Dass sich Berlin statt vor Arbeitslosigkeit am meisten vor bürgerfernen Politikern fürchtet, ist nur auf den ersten Blick widersprüchlich. Zwar hat Berlin neben vielen Arbeitslosen auch die höchste Politikerquote. Das Ergebnis der R+V-Studie bestätigt aber eine regelmäßig wiederkehrende Beobachtung: Der Regierungsumzug von Bonn nach Berlin brachte nicht die erwartete Bürgernähe. Naiv war die Vorstellung, der zuvor in Bonner Idylle abgeschottete Politiker sei in Berlin näher dran am Bürger, wo sich ihm angeblich an jeder Ecke ein Arbeitsloser in geripptem Unterhemd, ein Punk oder ein Junkie in den Weg stellt. Vielmehr belegt die Studie, dass der Durchschnittsberliner nicht das Gefühl hat, Schröder und Merkel samt Fußvolk kümmerten sich wirklich um ihn.
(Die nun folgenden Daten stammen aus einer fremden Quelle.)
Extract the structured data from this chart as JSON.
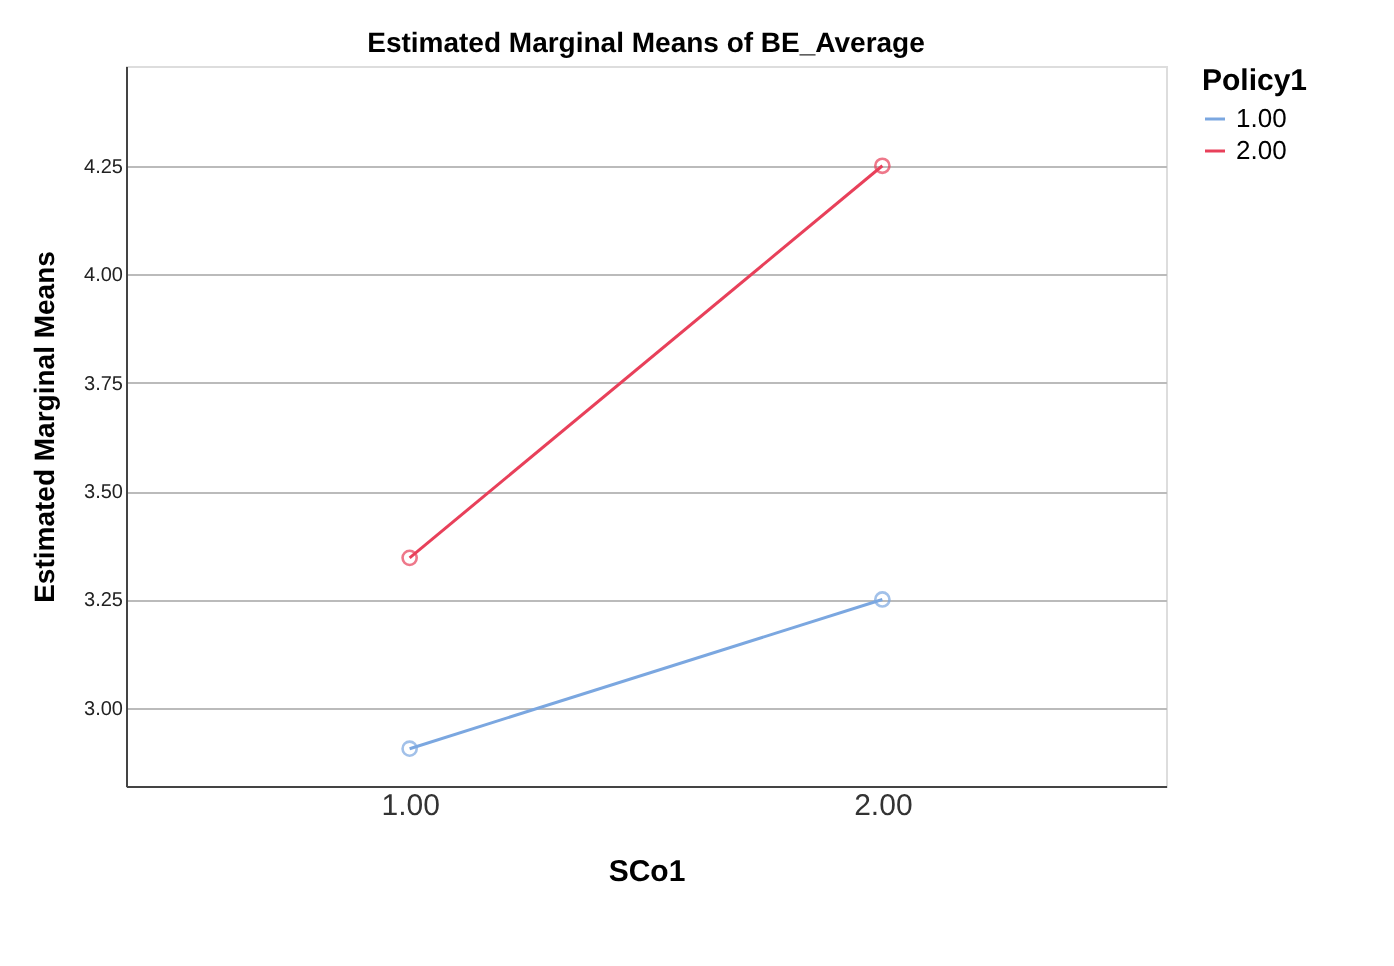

Und noch etwas hat die Studie herausgefunden. Während alle anderen Ängste in Berlin geringer werden – eine Sorge wächst auch hier: die um die eigene Partnerschaft. Der Berliner konzentriert offenbar seine Sorge auf den einzigen Bereich, in dem er wirklich noch etwas zu verlieren hat. Hier gibt es zur Angst allen Grund: Nirgendwo in Deutschland scheitern derart viele Ehen wie in Berlin.